CEOs of bus firms to be accountable for safety

PUTRAJAYA: Chief executive officers of bus companies will be held accountable for safety standards, hiring and training of drivers and fleet management, under measures approved by the Cabinet, said Transport Minister Datuk Seri Chan Kong Choy.

Ok, let have a look at the “proposed” recommendations, shall we?

1. CEOs of bus firms to be accountable for safety

2. Adopting and strictly adhering to the Safety, Health and Environment (SHE) Code currently used by multinational oil and gas companies.

3. Grounding of the entire fleet of buses and suspending all permits given to a bus company even if one of its buses is involved in a serious accident.

4. Additional and stronger rail guards to be placed at all accident-prone roads throughout the country.

5. With immediate effect, the roof structure of all new buses must comply with the Economic Commission for Europe standard (R66 ECE), to deal with accidents involving rollover of vehicle.

6. Suspension of permit for a month if a commercial vehicle fails Puspakom tests thrice in a row.

7. With immediate effect, all commercial vehicle drivers must attend a refresher course on driving.

All looks good on “paper” but let’s revisit them again:-

1. CEOs of bus firms to be accountable for safety

But what if, the CEO is some “Datuk” who is also a member of “known” political party or with a strong political connection? Will the CEO still be accountable for the safety or some low line manager will be fault guilty? We have a lot of offences where the CEO can be made liable but over the years just how many of them have been liable? This could be a start but whether the Government will be going for the top guns is yet to be seen. Their record in corruption fighting and going against the “big fish” stinks.

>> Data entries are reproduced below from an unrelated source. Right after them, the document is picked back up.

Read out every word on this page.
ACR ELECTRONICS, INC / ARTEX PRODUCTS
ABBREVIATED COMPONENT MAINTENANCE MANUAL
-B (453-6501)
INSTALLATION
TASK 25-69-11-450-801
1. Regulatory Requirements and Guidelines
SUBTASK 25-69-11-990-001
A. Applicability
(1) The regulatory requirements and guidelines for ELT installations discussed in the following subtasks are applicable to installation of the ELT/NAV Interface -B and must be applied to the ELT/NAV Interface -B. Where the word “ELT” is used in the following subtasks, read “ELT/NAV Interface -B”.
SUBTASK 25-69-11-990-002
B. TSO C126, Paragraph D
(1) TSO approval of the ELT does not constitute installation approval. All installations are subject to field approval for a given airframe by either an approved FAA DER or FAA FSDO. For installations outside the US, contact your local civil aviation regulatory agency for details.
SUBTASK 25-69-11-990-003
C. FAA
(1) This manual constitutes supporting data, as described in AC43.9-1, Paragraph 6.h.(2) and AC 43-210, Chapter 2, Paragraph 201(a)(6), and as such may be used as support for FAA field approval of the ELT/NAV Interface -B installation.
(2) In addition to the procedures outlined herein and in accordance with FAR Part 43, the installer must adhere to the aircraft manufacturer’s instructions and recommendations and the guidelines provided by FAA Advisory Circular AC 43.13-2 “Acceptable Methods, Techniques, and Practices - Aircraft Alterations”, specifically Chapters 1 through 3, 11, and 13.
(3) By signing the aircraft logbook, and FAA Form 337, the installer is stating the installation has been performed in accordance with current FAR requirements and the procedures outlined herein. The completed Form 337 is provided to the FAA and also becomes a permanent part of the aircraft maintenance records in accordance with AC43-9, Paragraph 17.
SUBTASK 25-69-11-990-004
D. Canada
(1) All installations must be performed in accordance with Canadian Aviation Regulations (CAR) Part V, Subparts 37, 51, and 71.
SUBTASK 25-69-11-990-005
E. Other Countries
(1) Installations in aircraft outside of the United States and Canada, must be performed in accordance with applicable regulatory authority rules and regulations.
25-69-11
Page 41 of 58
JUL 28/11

2. Adopting and strictly adhering to the Safety, Health and Environment (SHE) Code currently used by multinational oil and gas companies

This sounds great since some of the drivers for the oil and gas companies maintain very high quality when it comes to training, driving skills and other procedures but here is the catch – how the government is going to monitor the adherence? By getting the bus operators to submit report or by getting the enforcement agents to hid in the bush and do an ambush? Even at the present rate, enforcement has not been that great and what more with new things being introduced – will there be any difference?

3. Grounding of the entire fleet of buses and suspending all permits given to a bus company even if one of its buses is involved in a serious accident.

This is a good one but very unpractical – say a bus company has 200 buses, fully utilised and it is holiday season. One bus involved in a major accident. Do you seriously think that the whole 199 buses will be grounded? Do you think that at that point, the government will close one eye perhaps in the name of “public convenience”? Remember the incident where there was a landslide along the highway sometime ago – the Government did not close the section of the highway even though there was a great danger.

4. Additional and stronger rail guards to be placed at all accident-prone roads throughout the country.

We can put in the stronger rail guard which will deflect the buses from going into the ravine but at what cost? If the contract is made properly and with open tenders, then it is fine but that is not the point. Cost is another factor but there is always the public fund that someone can dip their hands into, so why worry. Will an increase in toll charges (due to the high cost) be following soon?

5. With immediate effect, the roof structure of all new buses must comply with the Economic Commission for Europe standard (R66 ECE), to deal with accidents involving rollover of vehicle.

Good news for people taking the new buses but out there, how many of the buses considered new? Will the government ask these bus operators to “bring in” those buses for structure improvement? Or they will say “we start from today onwards only”? By the way, R66 ECE came in force in Europe in 2001/2002 – so did we been closing one eye all this while and started late?

6. Suspension of permit for a month if a commercial vehicle fails Puspakom tests thrice in a row.

Can anyone tell how many buses have failed Puspakom test 3 times in the past before this idea came up? Are these buses still plying the highway? In the one month, what are the steps that enforcement agencies and Puspakom is going to make sure that the commercial vehicle passes the test? This is yet to be seen because it all boils down to enforcement.

7. With immediate effect, all commercial vehicle drivers must attend a refresher course on driving.

We heard this before many times – the question is when they going to start it. Even a well trained driver can make mistake if he is too tired to drive or the road condition is bad. Training may help but there must be some kind of checking to monitor the learning progress as well.

Well, recommendations been spread out – it does not take a brainer to think all this. Will the enforcement of the recommendations will be aggressive as recommending process?